Pagi itu, dibawah payung langit yang cerah, seolah mencerminkan semangat pengabdian mahasiswa yang membara di dada. Sinar mentari cerah pagi itu telah menghangatkan kulit kerisauan dan kecemasan. Sinar itulah yang mengingatkan peserta pada janji dan pesan dari pembekalan yang harus ditepati, yaitu semangat memberi yang terbaik dalam setiap program pengabdian KKM.
Di halaman kantor Bupati Bireuen, di bawah terik yang menyengat, mereka berbaris rapi, laksana bibit-bibit harapan yang siap ditanam di tanah gersang pengabdian.
Panasnya bukan halangan, melainkan vitamin yang menguatkan ujian kecil sebelum melangkah jauh menyelesaikan kuliah kami. Usai upacara, mereka bergegas menuju kantor camat Peusangan Selatan. Perjalanan singkat selama tiga puluh menit telah mengantarkan peserta ke jantung ibukota Kecamatan Peusangan Selatan.
Proses perjalanan mereka di lokasi pengabdian sempat terekam dari celoteh salah seorang peserta dengan ragam cerita dan pengalaman penuh kesan baik senang maupun sedih dan memori indah selama berada di lokasi KKM.
Nama saya Melisa Asni, mahasiswa jurusan Administrasi Bisnis Fisip, tahun ini mengikuti Kuliah Kerja Mahasiswa (KKM) di Kecamatan Peusangan Selatan.
Di kantor camat kami disambut acara seremonial sederhana, dimulai pengantar pidato dari kepala Divisi pengabdian LPPM Umuslim didampingi sejumlah pejabat kampus dan Dosen Pembimbing Lapngan (DPL) KKM.
Setelah itu Camat peusangan Selatan menyerahkan kami kepada kepala gampong yang telah berhadir. Keheningan mulai terasa saat tangan-tangan hangat dan senyuman persaudaraan dari wajah kepala desa, ada juga diwakili Sekdes menyambut kami. Setelah mendapat sedikit arahan dari DPL, bus pengantar membawa kami ke Blang Mane.
Di gampong Blang Mane di pinggir jalan desa, kami disambut pepohonan nan hijau dan lorong-lorong berbatu dan jalanan tanah yang menyimpan cerita.

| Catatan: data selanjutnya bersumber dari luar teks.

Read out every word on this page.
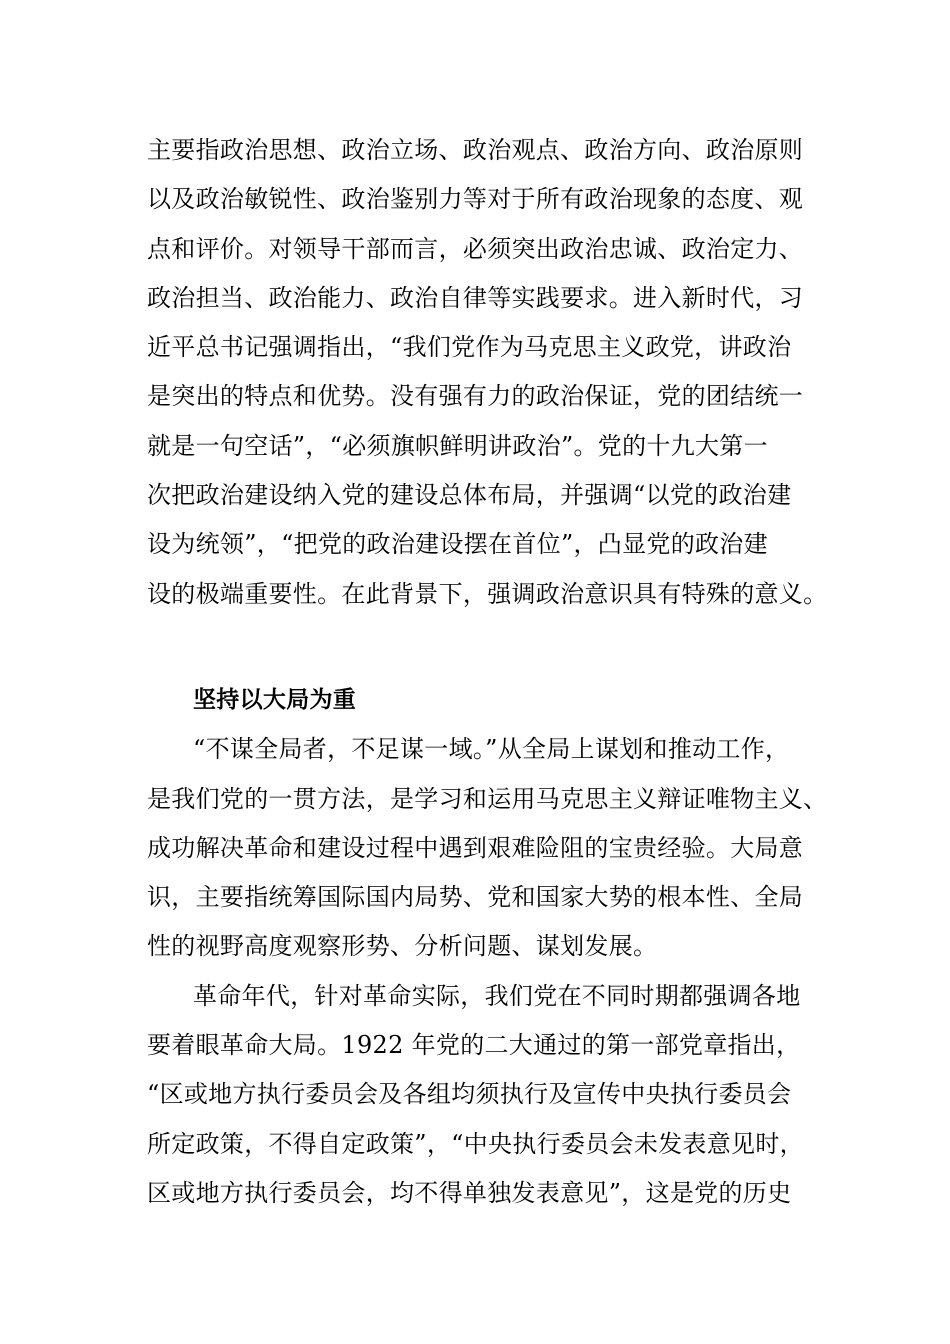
主要指政治思想、政治立场、政治观点、政治方向、政治原则
以及政治敏锐性、政治鉴别力等对于所有政治现象的态度、观
点和评价。对领导干部而言，必须突出政治忠诚、政治定力、
政治担当、政治能力、政治自律等实践要求。进入新时代，习
近平总书记强调指出，“我们党作为马克思主义政党，讲政治
是突出的特点和优势。没有强有力的政治保证，党的团结统一
就是一句空话”，“必须旗帜鲜明讲政治”。党的十九大第一
次把政治建设纳入党的建设总体布局，并强调“以党的政治建
设为统领”，“把党的政治建设摆在首位”，凸显党的政治建
设的极端重要性。在此背景下，强调政治意识具有特殊的意义。
坚持以大局为重
“不谋全局者，不足谋一域。”从全局上谋划和推动工作，
是我们党的一贯方法，是学习和运用马克思主义辩证唯物主义、
成功解决革命和建设过程中遇到艰难险阻的宝贵经验。大局意
识，主要指统筹国际国内局势、党和国家大势的根本性、全局
性的视野高度观察形势、分析问题、谋划发展。
革命年代，针对革命实际，我们党在不同时期都强调各地
要着眼革命大局。1922 年党的二大通过的第一部党章指出，
“区或地方执行委员会及各组均须执行及宣传中央执行委员会
所定政策，不得自定政策”，“中央执行委员会未发表意见时，
区或地方执行委员会，均不得单独发表意见”，这是党的历史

Di sinilah semangat kekeluargaan dan persahabatan mulai tumbuh, bahu-membahu, kami mengangkut koper dan tas, melintasi jalanan yang tak bisa dilalui bus. Keringat dan tawa menjadi bumbu pertama dalam kisah ini.
Rumah sangat sederhana menjadi pondok sementara untuk mengukir persinggahan kami selama satu bulan. Pondok itulah tempat kami berlindung di bawah atap kasih sayang Umi, seorang perempuan paruh baya sang pemilik rumah.

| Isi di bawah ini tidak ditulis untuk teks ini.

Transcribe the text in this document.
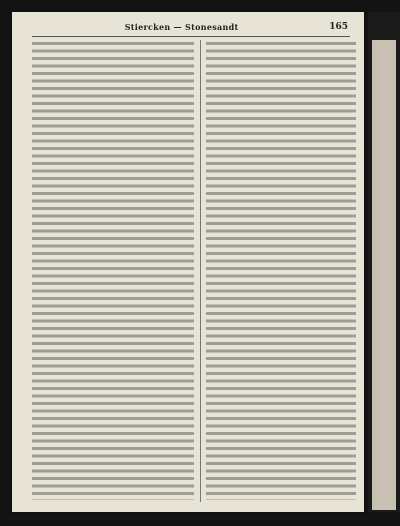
Stiercken — Stonesandt	165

Umi menyambut kami bak anak-anaknya sendiri, pondok itu dikelilingi pepohonan rindang dikelilingi keheningan sungai Krueng Peusangan, yang mengalirkan air kesejukan dari dataran tinggi Gayo.

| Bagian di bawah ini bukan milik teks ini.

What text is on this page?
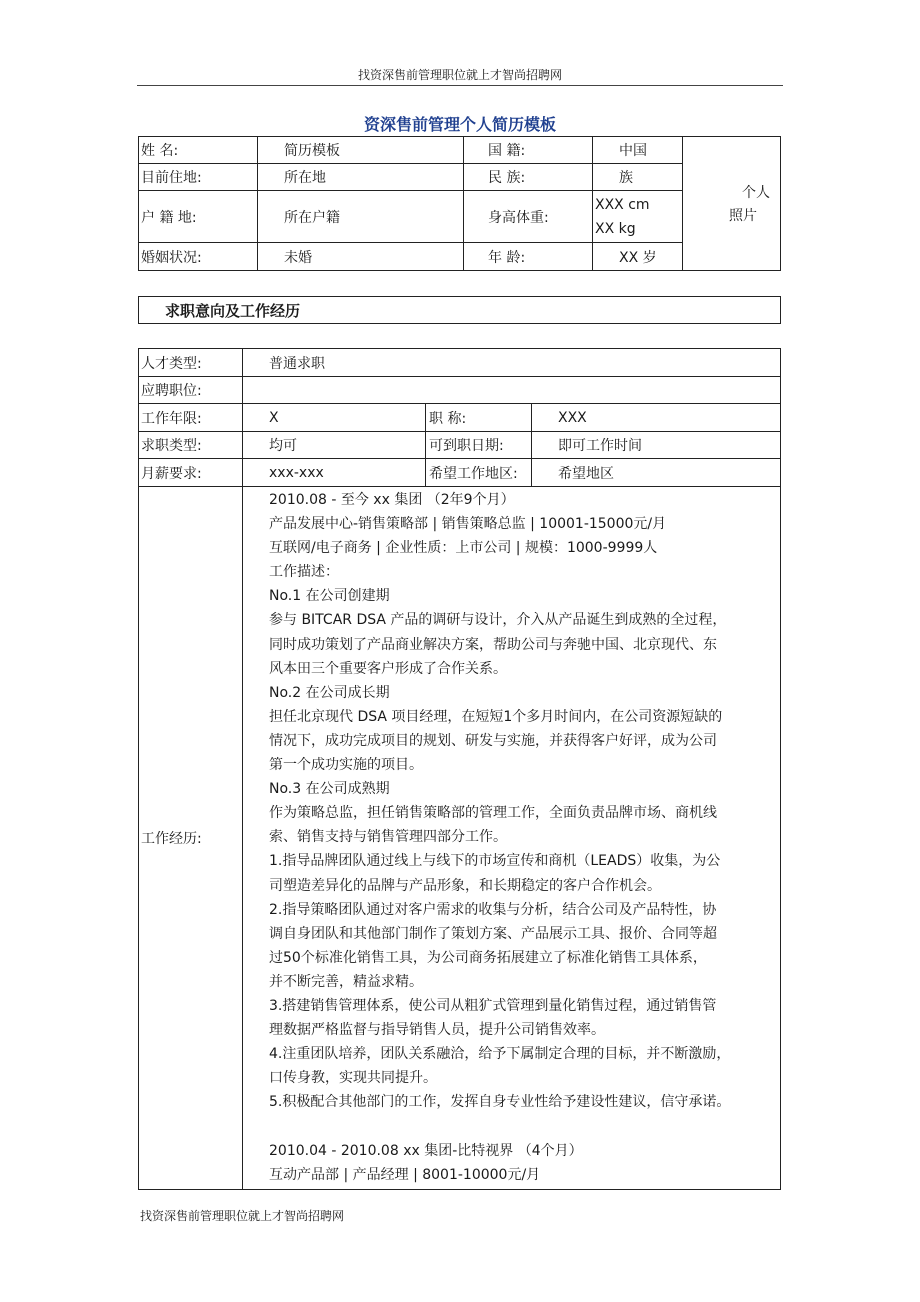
找资深售前管理职位就上才智尚招聘网
资深售前管理个人简历模板
姓 名:	简历模板	国 籍:	中国
目前住地:	所在地	民 族:	族
户 籍 地:	所在户籍	身高体重:
XXX cm
XX kg
婚姻状况:	未婚	年 龄:	XX 岁
个人
照片
求职意向及工作经历
人才类型:	普通求职
应聘职位:
工作年限:	X	职 称:	XXX
求职类型:	均可	可到职日期:	即可工作时间
月薪要求:	xxx-xxx	希望工作地区:	希望地区
工作经历:
2010.08 - 至今 xx 集团 （2年9个月）
产品发展中心-销售策略部 | 销售策略总监 | 10001-15000元/月
互联网/电子商务 | 企业性质：上市公司 | 规模：1000-9999人
工作描述：
No.1 在公司创建期
参与 BITCAR DSA 产品的调研与设计，介入从产品诞生到成熟的全过程，
同时成功策划了产品商业解决方案，帮助公司与奔驰中国、北京现代、东
风本田三个重要客户形成了合作关系。
No.2 在公司成长期
担任北京现代 DSA 项目经理，在短短1个多月时间内，在公司资源短缺的
情况下，成功完成项目的规划、研发与实施，并获得客户好评，成为公司
第一个成功实施的项目。
No.3 在公司成熟期
作为策略总监，担任销售策略部的管理工作，全面负责品牌市场、商机线
索、销售支持与销售管理四部分工作。
1.指导品牌团队通过线上与线下的市场宣传和商机（LEADS）收集，为公
司塑造差异化的品牌与产品形象，和长期稳定的客户合作机会。
2.指导策略团队通过对客户需求的收集与分析，结合公司及产品特性，协
调自身团队和其他部门制作了策划方案、产品展示工具、报价、合同等超
过50个标准化销售工具，为公司商务拓展建立了标准化销售工具体系，
并不断完善，精益求精。
3.搭建销售管理体系，使公司从粗犷式管理到量化销售过程，通过销售管
理数据严格监督与指导销售人员，提升公司销售效率。
4.注重团队培养，团队关系融洽，给予下属制定合理的目标，并不断激励，
口传身教，实现共同提升。
5.积极配合其他部门的工作，发挥自身专业性给予建设性建议，信守承诺。
2010.04 - 2010.08 xx 集团-比特视界 （4个月）
互动产品部 | 产品经理 | 8001-10000元/月
找资深售前管理职位就上才智尚招聘网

Malam pertama di lokasi pengabdian, tak ada mimpi buruk dan mimpi indah yang menyusep dalam selimut kami. Yang ada hanya kecemasan akan program kerja (Proker) yang menanti. Namun, saat pagi hari kedua, datanglah secercah harapan membawa kehangatan kekeluargaan.
Pagi itu, kami membersihkan halaman, usai menyapu dengan berjalan kaki, kami berkeliling menelusuri setiap sudut kampung, bahkan sempat menyelusuri rute sampai batas kampung dengan kampung lain.
Disepanjang perjalanan, kami berkenalan dan bersilaturahmi dengan tetangga dan masyarakat gampong yang ramah penuh kekeluargaan.
Waktu begitu cepat berputar dan terus berlalu, minggu-minggu pertama kami di lokasi dipenuhi penuh nuansa program penyesuaian dan sialturahmi.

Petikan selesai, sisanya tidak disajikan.